TEHLİKE ALTINDA OLAN ESERLER
1112
GÖBEKLİ TEPE
Göbekli Tepe tarihin sıfır noktası. Dünya üzerinde bulunan en eski yapı olarak kayıtlara geçti. Şanlıurfa'da taş sütunların (megalitler) bir arada bulunduğu yapının neden inşa edildiği bilinmezken birçok tarihçi üzerinde hala araştırmalara devam etmektedir. Hayvan motiflerinde boğa, yaban domuzu, yılan, tilki, yaban ördeği ve akbaba en sık görülen motifleri yer almaktadır. UNESCO tarafından 2011 yılında Dünya Mirası geçici listesine alındı ve 2018'de kalıcı listeye girdi. Ancak Kahramanmaraş'ta meydan gelen iki büyük şiddetli deprem sonrası Şanlıurfa da etkilenen iller arasında yerini aldı. UNESCO, Dünya Mirası Listesinde bulunan eserleri korumak için ellerinden geleni yapacaklarını bildirdi.
1212
NEMRUT DAĞI
Adıyaman'da Kommegene olarak bilinen krallığa ait Nemrut Dağında bulunan eserler Doğu ve batı teraslarında Antiochos ile tanrı-tanrıça heykellerinin yanı sıra aslan ve kartal heykelleri bulunmaktadır. Batı terasında aslanlı bir horoskop yer almaktadır. Aslanın üzerinde 16 ışından oluşan 3 adet yıldız vardır ve bunların Mars, Merkür ve Jüpiter gezegenlerini temsil etmekte olduğu sanılmaktadır.
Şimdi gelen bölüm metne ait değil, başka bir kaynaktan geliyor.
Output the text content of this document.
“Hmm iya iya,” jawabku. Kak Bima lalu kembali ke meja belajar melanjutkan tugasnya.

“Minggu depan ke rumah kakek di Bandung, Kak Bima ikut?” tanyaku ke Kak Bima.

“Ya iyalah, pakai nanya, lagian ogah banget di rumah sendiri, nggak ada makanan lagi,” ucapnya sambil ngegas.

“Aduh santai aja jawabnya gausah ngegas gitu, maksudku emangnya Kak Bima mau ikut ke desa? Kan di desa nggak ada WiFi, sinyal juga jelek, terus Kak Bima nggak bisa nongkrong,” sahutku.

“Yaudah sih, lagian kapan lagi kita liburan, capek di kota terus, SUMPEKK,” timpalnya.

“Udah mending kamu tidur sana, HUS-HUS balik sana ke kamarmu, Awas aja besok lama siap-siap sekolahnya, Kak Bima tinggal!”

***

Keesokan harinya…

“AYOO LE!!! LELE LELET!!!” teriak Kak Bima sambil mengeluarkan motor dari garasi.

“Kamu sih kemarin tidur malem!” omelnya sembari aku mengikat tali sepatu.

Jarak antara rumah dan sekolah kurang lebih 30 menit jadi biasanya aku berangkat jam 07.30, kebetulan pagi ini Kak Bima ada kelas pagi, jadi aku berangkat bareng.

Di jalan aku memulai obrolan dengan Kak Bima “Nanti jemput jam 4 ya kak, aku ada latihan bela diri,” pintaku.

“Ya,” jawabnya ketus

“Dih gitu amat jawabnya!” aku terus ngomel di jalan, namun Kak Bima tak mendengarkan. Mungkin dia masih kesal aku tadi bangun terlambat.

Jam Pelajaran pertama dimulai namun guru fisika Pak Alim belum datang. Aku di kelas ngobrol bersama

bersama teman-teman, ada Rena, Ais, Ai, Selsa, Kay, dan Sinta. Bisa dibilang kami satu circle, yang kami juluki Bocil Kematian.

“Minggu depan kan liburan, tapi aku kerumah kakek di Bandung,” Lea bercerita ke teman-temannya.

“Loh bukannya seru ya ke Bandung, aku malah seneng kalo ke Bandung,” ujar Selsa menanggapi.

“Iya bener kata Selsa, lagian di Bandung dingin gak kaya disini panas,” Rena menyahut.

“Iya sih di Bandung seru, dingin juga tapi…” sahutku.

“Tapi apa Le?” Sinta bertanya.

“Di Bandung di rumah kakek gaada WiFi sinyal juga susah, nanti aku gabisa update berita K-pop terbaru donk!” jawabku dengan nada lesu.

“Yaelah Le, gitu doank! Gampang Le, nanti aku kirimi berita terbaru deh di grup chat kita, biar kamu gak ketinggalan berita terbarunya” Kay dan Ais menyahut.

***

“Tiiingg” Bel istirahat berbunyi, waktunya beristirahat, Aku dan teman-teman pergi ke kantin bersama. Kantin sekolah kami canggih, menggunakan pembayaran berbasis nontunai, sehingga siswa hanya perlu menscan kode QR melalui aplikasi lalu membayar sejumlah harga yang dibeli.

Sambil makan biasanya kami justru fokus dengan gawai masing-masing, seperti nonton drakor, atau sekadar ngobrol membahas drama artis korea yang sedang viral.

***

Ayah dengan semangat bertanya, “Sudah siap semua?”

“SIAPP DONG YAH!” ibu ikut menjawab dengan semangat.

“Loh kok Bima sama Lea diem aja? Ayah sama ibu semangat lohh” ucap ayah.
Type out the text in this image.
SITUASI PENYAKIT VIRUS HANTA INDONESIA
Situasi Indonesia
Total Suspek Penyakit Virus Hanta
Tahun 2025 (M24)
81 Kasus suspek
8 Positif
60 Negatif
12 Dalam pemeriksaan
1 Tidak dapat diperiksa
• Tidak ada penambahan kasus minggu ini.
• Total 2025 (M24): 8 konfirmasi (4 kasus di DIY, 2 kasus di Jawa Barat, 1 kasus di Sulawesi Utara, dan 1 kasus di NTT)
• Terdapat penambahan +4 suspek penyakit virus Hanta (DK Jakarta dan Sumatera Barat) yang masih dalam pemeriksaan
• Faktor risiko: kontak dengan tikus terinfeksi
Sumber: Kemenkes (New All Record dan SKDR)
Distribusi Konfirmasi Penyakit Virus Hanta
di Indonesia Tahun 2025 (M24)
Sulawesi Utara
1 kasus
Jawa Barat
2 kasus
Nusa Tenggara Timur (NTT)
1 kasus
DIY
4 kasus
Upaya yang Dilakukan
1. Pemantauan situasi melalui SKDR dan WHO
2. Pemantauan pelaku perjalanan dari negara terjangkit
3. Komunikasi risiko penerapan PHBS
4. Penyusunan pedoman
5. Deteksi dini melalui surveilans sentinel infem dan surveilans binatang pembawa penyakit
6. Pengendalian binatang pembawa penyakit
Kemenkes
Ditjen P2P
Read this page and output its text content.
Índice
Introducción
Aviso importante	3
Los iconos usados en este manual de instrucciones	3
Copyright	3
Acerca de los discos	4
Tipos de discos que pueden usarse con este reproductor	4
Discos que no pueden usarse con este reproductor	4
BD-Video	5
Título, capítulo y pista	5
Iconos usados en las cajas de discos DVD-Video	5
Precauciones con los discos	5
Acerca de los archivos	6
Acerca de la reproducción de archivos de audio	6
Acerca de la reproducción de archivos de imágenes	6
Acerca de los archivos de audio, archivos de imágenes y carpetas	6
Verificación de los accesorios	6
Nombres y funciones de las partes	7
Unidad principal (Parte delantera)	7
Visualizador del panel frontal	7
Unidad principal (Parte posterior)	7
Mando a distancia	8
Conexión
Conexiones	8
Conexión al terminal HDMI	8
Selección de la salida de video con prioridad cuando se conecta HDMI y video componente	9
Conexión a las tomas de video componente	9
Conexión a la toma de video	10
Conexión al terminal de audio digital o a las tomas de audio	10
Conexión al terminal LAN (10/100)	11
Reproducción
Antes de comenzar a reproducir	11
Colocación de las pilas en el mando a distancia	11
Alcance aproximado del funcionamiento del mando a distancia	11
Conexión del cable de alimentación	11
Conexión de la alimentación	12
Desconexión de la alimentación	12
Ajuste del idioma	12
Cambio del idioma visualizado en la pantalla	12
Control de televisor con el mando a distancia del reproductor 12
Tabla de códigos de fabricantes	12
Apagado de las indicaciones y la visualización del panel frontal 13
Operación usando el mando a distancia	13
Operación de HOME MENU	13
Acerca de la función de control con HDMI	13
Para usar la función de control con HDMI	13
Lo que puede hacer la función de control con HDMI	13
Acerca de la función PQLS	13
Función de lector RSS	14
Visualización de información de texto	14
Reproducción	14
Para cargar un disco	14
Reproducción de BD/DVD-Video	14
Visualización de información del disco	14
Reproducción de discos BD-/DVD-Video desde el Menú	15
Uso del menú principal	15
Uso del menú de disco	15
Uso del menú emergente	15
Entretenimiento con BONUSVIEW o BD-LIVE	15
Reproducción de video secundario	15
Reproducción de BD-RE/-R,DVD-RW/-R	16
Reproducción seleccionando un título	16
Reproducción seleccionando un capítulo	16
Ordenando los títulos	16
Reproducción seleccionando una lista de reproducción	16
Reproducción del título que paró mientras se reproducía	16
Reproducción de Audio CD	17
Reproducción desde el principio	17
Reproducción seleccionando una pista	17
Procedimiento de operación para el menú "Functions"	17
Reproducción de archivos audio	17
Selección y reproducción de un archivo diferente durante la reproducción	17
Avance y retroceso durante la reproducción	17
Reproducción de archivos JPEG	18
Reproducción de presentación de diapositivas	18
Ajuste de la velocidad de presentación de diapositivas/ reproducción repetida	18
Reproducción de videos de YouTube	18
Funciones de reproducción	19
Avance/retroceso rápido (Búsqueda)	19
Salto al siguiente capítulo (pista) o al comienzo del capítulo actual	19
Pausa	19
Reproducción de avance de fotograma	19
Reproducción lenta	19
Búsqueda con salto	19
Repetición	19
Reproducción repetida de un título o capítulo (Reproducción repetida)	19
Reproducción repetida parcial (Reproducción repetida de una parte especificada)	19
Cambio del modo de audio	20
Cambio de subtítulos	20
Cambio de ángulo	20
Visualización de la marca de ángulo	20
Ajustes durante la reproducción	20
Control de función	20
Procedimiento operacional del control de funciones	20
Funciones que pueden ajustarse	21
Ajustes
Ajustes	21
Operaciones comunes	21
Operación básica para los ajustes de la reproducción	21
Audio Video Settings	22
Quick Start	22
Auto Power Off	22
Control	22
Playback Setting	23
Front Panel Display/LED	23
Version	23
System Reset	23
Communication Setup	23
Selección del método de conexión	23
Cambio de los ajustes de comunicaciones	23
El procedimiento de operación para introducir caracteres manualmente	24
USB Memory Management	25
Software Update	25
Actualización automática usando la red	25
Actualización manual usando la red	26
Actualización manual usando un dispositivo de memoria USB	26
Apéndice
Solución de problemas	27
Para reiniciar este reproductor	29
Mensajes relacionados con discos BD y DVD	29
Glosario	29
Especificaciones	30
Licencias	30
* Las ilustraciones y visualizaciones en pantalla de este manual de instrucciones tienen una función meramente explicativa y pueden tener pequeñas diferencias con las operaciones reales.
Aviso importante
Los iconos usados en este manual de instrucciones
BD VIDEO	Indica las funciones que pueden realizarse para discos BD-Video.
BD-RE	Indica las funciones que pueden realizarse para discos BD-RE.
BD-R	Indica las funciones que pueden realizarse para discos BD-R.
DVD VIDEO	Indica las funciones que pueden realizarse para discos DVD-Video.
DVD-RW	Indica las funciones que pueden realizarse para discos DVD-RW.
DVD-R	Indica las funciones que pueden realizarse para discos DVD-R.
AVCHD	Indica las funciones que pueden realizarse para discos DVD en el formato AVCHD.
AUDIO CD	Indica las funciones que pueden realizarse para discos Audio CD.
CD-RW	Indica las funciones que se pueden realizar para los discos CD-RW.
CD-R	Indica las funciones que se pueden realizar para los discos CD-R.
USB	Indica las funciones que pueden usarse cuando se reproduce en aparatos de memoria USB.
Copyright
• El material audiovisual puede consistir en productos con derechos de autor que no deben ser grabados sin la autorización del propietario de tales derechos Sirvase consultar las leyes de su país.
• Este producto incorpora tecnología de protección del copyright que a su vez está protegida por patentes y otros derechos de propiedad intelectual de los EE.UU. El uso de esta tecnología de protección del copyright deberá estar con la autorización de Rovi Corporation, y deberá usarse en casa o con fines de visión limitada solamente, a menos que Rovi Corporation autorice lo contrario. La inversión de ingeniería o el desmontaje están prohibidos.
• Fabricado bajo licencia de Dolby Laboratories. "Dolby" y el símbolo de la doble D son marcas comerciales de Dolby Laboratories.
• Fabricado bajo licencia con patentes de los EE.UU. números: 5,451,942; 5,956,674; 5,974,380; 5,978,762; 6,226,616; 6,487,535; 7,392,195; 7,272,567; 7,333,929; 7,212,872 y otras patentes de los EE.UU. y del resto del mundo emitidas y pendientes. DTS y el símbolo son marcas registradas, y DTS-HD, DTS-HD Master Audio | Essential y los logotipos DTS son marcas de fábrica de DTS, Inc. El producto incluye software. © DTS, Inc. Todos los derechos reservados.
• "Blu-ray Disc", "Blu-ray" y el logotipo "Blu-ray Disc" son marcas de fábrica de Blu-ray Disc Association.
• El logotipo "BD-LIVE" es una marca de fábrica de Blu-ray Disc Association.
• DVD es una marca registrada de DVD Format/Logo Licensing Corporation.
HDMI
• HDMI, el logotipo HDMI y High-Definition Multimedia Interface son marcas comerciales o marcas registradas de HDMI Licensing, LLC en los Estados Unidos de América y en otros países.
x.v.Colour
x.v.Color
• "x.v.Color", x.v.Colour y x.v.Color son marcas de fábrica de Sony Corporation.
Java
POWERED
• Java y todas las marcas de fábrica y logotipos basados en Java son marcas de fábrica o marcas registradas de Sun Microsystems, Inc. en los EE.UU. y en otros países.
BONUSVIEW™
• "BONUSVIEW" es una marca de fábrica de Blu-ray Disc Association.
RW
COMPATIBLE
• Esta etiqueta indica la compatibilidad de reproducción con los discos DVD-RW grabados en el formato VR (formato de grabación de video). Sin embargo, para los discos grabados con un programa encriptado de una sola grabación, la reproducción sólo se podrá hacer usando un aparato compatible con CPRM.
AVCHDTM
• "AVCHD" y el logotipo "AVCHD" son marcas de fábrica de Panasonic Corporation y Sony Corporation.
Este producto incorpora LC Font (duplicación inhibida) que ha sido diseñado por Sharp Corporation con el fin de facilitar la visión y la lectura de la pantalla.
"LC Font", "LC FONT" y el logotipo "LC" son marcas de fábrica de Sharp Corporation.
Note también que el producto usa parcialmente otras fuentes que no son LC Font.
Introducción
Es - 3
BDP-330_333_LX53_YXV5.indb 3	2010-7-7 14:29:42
Tarihte bilinen en eski horoskoptur. 1987'de UNESCO Dünya Mirası Listesine alınan bölgede Kahramanmaraş depremi sonrası açıklamada bulunan UNESCO, "bu bölgeleri hızla güvence altına almak ve istikrara kavuşturmak amacıyla hasarın kesin bir envanterini oluşturmak için uzmanlarını seferber ediyor.” ifadelerini kullandı.